- Born: 14 June 1955 (age 71) Sunderland, England
- Occupations: Actress; producer;
- Spouses: ; John Challis ​ ​(m. 1981; div. 1985)​ ; David Janson ​ ​(m. 1989; div. 2002)​
- Children: 2, including Ciara
- Website: debbiearnold.com

= Debbie Arnold =

British actress

Debbie Arnold (born 14 June 1955) is an English actress and producer. She is known for her portrayal of regular character April Branning in BBC soap opera EastEnders between 1995 and 1996. Arnold has also portrayed regular characters in Coronation Street, Emmerdale, Hollyoaks and Doctors.

==Career==
===Television===
She began her career on television, in series such as the BBC comedy The Liver Birds. When aged 18, she was given a job impersonating Marilyn Monroe on Now Who Do You Do?. She then pursued voice roles, specialising in British and American dialects.

In 1978, Arnold was a regular on the ITV gameshow 3-2-1. She has had roles in many television series including: Sykes (TV series), Shoestring, Terry and June, Minder, The Two Ronnies, C.A.T.S. Eyes, Rockliffe's Babies, The Bill, The Russ Abbot Show, The Jim Davidson Show as well as Jim Davidson's sitcom Up the Elephant and Round the Castle, Miss Marple, All Creatures Great and Small, Birds of a Feather, Jonathan Creek, M.I.T.: Murder Investigation Team, Footballers' Wives: Extra Time, Holby City and Doctors. She has also appeared in TV specials such as Oliver Twist, Minder on the Orient Express and, in 2009, she won an award for best actress after starring opposite John Altman in the feature film Photoshoot.

Arnold has also played regular characters in several major British soap operas. She played Sylvie Hicks and Carole Evans in the ITV soap opera Coronation Street, Debbie Wilson in Emmerdale, April Branning in EastEnders, Janice Bolton in Hollyoaks; she also appeared in its spin off, Hollyoaks: In the City.

===Theatre===
Her theatre credits include The Sleeping Prince at the Haymarket Theatre in London and the Festival Theatre in Chichester, playing opposite Omar Sharif, for which she won many awards and accolades. Other West End appearances include Hollywood Babylon, Women Behind Bars, Four in a Million, and Last of the Red Hot Lovers at the Strand. She has appeared in many fringe productions and numerous national and international tours. She occasionally appeared in the touring play Seven Deadly Sins Four Deadly Sinners and she toured in the 2010 production of Keeping Up Appearances as Rose.

===Other ventures===
Arnold formed her own production company, Debbie Arnold Productions which has produced various radio and TV productions.

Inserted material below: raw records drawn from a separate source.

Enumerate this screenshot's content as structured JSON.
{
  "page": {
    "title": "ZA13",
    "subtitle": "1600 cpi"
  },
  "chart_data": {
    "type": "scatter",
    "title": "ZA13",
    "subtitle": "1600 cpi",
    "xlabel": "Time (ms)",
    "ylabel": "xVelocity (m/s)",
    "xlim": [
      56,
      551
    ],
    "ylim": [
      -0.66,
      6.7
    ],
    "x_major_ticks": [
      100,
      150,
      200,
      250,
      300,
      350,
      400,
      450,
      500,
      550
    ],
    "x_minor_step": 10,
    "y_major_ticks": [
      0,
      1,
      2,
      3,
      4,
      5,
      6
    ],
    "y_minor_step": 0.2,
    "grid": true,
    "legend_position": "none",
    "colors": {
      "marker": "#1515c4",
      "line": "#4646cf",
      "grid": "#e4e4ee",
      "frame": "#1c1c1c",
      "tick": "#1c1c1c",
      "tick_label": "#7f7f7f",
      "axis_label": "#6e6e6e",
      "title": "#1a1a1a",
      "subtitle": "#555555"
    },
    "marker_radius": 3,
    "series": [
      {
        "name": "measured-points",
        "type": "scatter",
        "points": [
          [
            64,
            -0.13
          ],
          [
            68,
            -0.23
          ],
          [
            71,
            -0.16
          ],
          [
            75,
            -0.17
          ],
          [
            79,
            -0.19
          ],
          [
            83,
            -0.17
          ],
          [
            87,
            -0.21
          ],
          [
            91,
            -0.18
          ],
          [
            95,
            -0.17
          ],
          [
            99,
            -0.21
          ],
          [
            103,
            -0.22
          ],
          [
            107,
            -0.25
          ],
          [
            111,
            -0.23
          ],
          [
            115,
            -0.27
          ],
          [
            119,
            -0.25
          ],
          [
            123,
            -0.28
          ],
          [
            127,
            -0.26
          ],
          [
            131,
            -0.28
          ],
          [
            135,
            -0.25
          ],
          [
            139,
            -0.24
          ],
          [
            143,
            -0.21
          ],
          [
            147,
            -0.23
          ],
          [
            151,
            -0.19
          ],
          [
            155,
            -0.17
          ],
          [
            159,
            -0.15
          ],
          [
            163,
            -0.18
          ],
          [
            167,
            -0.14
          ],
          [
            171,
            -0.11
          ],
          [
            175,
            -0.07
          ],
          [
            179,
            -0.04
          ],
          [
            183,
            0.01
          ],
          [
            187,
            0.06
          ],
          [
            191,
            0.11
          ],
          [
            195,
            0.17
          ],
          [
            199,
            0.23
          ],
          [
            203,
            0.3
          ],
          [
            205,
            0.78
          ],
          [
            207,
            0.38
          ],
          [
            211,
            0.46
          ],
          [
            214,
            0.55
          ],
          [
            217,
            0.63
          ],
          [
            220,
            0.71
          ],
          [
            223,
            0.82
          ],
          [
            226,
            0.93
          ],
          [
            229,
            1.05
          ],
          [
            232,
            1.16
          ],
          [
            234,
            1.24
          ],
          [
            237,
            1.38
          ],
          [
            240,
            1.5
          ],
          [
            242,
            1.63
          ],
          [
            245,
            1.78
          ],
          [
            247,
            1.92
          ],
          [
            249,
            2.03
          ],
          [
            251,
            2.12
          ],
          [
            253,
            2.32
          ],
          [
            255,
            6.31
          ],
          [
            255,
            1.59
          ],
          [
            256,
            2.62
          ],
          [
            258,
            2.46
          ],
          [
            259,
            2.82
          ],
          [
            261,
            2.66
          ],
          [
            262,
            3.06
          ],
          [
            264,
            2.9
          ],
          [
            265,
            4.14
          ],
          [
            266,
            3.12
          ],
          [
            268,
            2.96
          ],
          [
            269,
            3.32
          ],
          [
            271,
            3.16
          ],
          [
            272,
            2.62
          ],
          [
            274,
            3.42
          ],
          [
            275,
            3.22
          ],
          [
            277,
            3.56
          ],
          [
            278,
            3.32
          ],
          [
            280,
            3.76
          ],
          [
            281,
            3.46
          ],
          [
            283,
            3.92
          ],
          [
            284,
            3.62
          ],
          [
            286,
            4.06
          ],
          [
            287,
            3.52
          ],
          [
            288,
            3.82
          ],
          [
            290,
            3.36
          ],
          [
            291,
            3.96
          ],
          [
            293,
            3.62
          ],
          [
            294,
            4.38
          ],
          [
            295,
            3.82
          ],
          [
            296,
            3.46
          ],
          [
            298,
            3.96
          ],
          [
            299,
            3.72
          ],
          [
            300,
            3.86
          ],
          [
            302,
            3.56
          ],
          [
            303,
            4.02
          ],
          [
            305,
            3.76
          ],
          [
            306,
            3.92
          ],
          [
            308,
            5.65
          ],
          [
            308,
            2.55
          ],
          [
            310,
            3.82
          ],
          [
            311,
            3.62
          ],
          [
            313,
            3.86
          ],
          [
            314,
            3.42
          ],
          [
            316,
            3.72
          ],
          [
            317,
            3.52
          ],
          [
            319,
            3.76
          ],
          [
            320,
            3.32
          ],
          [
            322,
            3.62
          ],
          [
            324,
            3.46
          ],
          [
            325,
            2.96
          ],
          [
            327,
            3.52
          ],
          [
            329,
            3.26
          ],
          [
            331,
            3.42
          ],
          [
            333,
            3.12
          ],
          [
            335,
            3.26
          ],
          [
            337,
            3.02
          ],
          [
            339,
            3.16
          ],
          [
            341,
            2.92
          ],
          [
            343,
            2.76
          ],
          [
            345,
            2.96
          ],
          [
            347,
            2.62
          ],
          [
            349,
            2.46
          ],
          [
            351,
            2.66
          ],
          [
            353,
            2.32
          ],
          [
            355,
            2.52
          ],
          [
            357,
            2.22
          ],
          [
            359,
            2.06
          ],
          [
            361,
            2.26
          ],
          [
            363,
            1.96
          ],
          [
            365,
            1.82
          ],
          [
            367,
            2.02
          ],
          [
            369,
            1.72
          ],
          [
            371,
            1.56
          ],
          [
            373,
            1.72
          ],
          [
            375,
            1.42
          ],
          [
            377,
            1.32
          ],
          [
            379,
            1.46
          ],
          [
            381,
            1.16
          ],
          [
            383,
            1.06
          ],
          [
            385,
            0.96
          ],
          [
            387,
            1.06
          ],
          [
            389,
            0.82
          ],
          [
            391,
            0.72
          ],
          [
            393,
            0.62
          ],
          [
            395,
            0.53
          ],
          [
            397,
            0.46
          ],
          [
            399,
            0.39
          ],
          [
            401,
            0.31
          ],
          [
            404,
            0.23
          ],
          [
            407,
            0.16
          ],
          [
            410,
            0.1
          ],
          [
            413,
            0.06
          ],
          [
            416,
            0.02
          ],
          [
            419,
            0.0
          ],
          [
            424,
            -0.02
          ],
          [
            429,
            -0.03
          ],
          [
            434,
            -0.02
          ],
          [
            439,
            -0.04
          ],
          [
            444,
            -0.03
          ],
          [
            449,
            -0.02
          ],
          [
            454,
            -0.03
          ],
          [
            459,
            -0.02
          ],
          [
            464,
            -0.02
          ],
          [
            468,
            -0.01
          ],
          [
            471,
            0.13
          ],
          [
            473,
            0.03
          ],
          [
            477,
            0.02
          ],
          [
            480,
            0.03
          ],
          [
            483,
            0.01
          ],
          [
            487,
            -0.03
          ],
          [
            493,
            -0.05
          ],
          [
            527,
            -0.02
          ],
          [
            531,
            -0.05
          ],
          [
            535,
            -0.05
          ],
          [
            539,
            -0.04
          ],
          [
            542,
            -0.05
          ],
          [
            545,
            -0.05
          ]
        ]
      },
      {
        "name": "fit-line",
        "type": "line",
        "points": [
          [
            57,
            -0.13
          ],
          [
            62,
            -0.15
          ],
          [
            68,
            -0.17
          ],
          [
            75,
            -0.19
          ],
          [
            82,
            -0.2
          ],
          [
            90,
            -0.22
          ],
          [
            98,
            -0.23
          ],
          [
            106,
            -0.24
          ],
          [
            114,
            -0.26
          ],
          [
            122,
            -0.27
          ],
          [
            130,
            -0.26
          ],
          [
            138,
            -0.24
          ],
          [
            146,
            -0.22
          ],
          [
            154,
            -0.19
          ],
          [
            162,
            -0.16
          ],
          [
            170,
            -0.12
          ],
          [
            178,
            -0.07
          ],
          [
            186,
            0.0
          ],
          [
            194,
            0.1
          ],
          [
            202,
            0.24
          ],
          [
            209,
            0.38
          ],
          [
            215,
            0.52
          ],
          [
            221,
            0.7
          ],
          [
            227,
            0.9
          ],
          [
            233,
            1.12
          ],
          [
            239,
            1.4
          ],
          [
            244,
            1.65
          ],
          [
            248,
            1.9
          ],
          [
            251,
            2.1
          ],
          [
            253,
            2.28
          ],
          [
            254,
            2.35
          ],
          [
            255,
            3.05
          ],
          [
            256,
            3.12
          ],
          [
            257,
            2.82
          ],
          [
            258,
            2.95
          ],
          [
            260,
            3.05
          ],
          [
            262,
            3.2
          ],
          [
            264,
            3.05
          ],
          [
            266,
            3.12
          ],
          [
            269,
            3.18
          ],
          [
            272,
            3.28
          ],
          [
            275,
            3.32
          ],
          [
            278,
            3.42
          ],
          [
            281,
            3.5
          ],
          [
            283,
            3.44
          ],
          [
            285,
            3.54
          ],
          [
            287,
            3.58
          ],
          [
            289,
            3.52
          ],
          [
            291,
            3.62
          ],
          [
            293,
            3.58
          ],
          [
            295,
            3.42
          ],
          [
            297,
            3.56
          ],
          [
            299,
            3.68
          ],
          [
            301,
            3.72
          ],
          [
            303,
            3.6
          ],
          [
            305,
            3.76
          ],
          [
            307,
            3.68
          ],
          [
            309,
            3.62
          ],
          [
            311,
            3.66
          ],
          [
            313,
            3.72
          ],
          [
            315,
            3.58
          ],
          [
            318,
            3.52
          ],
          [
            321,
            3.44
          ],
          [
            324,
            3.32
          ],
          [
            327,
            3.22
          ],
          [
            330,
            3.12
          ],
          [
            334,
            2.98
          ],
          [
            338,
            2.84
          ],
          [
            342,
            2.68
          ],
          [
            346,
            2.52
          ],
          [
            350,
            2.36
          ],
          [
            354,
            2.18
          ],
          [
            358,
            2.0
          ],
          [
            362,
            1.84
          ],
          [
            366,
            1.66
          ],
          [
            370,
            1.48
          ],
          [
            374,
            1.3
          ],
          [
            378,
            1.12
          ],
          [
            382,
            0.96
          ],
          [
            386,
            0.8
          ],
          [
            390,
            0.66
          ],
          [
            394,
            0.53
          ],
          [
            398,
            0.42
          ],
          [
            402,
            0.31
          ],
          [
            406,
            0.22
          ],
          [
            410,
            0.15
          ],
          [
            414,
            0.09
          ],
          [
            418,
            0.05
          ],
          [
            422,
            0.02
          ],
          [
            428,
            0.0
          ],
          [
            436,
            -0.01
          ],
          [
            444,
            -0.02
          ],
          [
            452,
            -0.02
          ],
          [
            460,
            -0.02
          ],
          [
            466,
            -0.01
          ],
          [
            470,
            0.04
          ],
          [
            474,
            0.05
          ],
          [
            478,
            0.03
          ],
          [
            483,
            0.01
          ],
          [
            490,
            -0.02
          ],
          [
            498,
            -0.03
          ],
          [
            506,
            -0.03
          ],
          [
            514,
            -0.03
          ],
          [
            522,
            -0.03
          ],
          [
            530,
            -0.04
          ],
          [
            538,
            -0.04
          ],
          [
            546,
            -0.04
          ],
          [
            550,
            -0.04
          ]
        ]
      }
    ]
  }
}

In 2012, she released a self-help book, called The Power of Reinvention.

Arnold is an ambassador for the UK National Bullying Helpline.

Arnold is the creator and founder of The Wonderbirds Show, an online chat show.

==Personal life==
Arnold has been married twice. In 1981, she married the actor John Challis, known for playing Boycie in the BBC sitcom Only Fools and Horses. They divorced in 1985. In 1989, she married the actor David Janson. They have two children together, one of whom is the actress Ciara Janson.

Arnold was one of three women who, following the allegations made against Harvey Weinstein in October 2017, accused the late director Michael Winner of demanding they expose their breasts to him – in Arnold's case during an audition at his home, which the actress refused to do.